Jack was proud of the celebration of his 50th year in dentistry and of his induction into the AACD Hall of Fame at a recent meeting. He was also proud of the fact that the Academy is now nearly 8,000 members strong, practicing in more than 70 countries.
He felt that by educating dentists in the art and science of cosmetic dentistry, the AACD has changed the lives of literally millions of people around the world. Jack always was at his best when performing dentistry. With programs like “Give Back a Smile” and the impact the AACD has already made on the public, he felt that the Academy was alive and well.

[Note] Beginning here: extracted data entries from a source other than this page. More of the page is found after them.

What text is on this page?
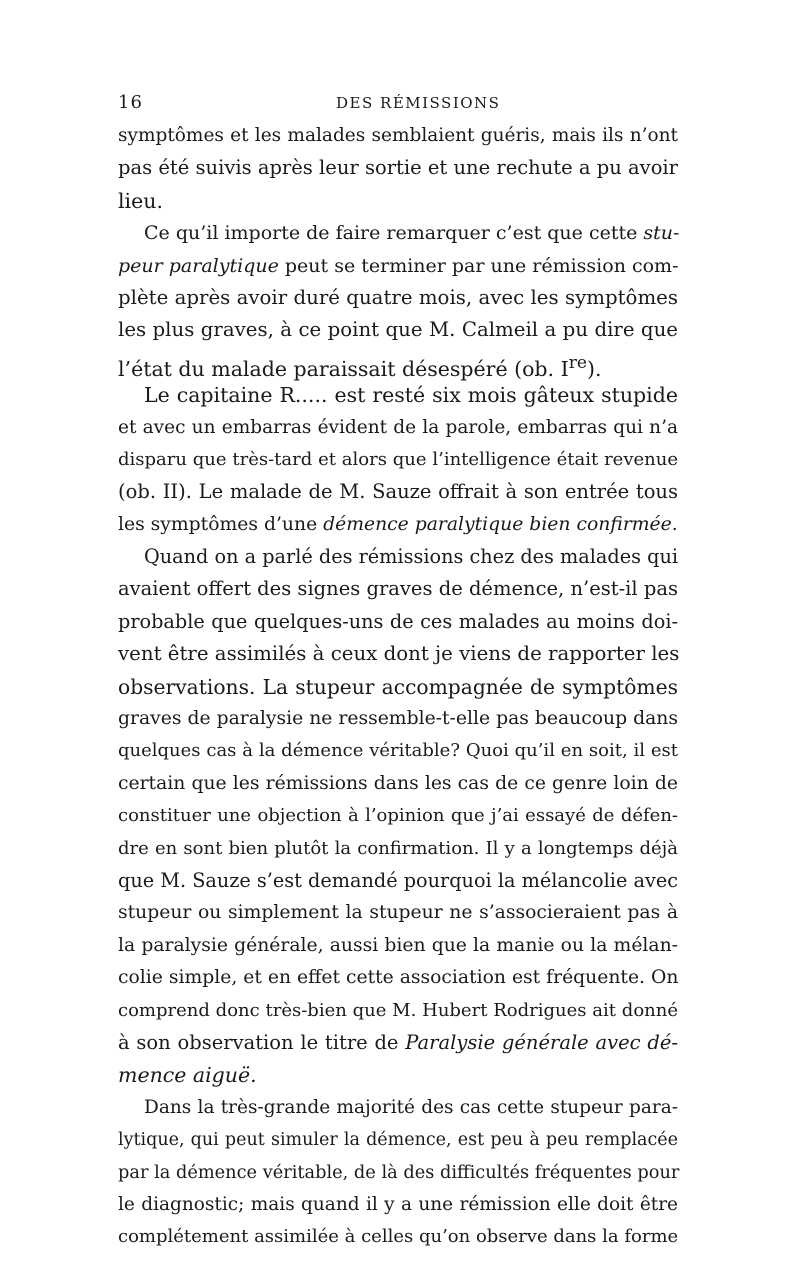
16	DES RÉMISSIONS
symptômes et les malades semblaient guéris, mais ils n’ont
pas été suivis après leur sortie et une rechute a pu avoir
lieu.
Ce qu’il importe de faire remarquer c’est que cette stu-
peur paralytique peut se terminer par une rémission com-
plète après avoir duré quatre mois, avec les symptômes
les plus graves, à ce point que M. Calmeil a pu dire que
l’état du malade paraissait désespéré (ob. Ire).
Le capitaine R..... est resté six mois gâteux stupide
et avec un embarras évident de la parole, embarras qui n’a
disparu que très-tard et alors que l’intelligence était revenue
(ob. II). Le malade de M. Sauze offrait à son entrée tous
les symptômes d’une démence paralytique bien confirmée.
Quand on a parlé des rémissions chez des malades qui
avaient offert des signes graves de démence, n’est-il pas
probable que quelques-uns de ces malades au moins doi-
vent être assimilés à ceux dont je viens de rapporter les
observations. La stupeur accompagnée de symptômes
graves de paralysie ne ressemble-t-elle pas beaucoup dans
quelques cas à la démence véritable? Quoi qu’il en soit, il est
certain que les rémissions dans les cas de ce genre loin de
constituer une objection à l’opinion que j’ai essayé de défen-
dre en sont bien plutôt la confirmation. Il y a longtemps déjà
que M. Sauze s’est demandé pourquoi la mélancolie avec
stupeur ou simplement la stupeur ne s’associeraient pas à
la paralysie générale, aussi bien que la manie ou la mélan-
colie simple, et en effet cette association est fréquente. On
comprend donc très-bien que M. Hubert Rodrigues ait donné
à son observation le titre de Paralysie générale avec dé-
mence aiguë.
Dans la très-grande majorité des cas cette stupeur para-
lytique, qui peut simuler la démence, est peu à peu remplacée
par la démence véritable, de là des difficultés fréquentes pour
le diagnostic; mais quand il y a une rémission elle doit être
complétement assimilée à celles qu’on observe dans la forme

Madison residents may best remember Dr. Jack as the guy who sponsored the University Avenue Holiday Lights year after year. This cherished tradition began when he generously planted 228 arborvitae trees along Doctors Park railroad tracks. Once they were tall enough, he decorated them with colorful lights as a gift for all of Madison to enjoy.

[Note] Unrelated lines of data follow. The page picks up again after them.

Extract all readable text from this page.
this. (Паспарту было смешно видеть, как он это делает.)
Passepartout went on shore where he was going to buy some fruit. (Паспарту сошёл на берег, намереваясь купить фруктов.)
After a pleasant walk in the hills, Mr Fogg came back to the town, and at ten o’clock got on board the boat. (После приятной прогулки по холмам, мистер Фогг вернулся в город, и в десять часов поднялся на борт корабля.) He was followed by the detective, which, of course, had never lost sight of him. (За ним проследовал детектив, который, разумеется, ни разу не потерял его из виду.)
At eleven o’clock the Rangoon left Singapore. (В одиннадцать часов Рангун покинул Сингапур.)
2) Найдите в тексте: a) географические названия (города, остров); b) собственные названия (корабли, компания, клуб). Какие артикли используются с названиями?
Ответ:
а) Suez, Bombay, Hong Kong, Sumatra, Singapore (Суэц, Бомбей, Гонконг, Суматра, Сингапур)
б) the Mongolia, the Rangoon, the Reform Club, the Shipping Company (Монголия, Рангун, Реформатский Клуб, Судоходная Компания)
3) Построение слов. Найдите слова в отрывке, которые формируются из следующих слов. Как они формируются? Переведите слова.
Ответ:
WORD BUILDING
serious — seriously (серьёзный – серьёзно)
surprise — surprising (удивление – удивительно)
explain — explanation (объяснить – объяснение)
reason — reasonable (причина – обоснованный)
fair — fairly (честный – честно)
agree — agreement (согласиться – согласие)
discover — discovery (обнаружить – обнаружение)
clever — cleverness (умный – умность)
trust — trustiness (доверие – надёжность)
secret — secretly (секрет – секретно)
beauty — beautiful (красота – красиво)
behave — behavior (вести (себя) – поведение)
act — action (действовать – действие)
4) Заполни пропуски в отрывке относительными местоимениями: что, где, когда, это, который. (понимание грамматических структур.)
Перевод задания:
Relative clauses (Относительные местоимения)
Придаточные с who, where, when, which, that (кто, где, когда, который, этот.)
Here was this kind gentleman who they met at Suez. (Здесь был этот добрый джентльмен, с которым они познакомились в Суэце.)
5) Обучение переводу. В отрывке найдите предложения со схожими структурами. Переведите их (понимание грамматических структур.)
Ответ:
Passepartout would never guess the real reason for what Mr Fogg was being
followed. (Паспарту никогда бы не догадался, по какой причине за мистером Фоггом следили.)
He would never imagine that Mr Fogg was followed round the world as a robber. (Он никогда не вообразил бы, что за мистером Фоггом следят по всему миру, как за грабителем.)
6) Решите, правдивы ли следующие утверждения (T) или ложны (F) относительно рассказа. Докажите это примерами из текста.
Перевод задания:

Left to honor his memory and remember his love are his wife of 60 years, Lois, and his children, Barbara, Christian (a dentist who continues to search for innovative ways to treat his patients), Julie, and Steven.
I traveled to Las Vegas for the Discus Extravaganza. It was a great meeting with lots of great speakers, many interesting exhibits, delicious food, and a wonderful venue. Tom Brokaw was a keynote speaker, and he called on us to remember the values of the Greatest Generation to help us solve the problems in our country today. It was a very practical and inspiring presentation.
Here it is July already! This is a good month to re-examine those goals you set in December or January to see how you are doing, and to make strategic shifts in your action plan to reach those goals. I would also recommend that you examine your vision. Are you really all you want to be? Vision is what helps you to become the you that you want to be. How can you possibly get there if you don’t have the end in mind? I urge you to get away by yourself and let your mind explore the impossible. Dream the impossible dream ... and then find a way to fulfill it!
I am writing this while returning from Virginia Beach, where I attended the meeting of the Academy of Dental CPAs. This is an interesting group of CPAs whose clients are 75% dentists. I am flattered to have been asked to serve on the academy’s advisory board. I heard some very interesting presentations on accounting and dental subjects.
Is your CPA a member? These people are really up on tax matters that affect dentists. I came away with a new respect for what these dedicated individuals do. God bless them all!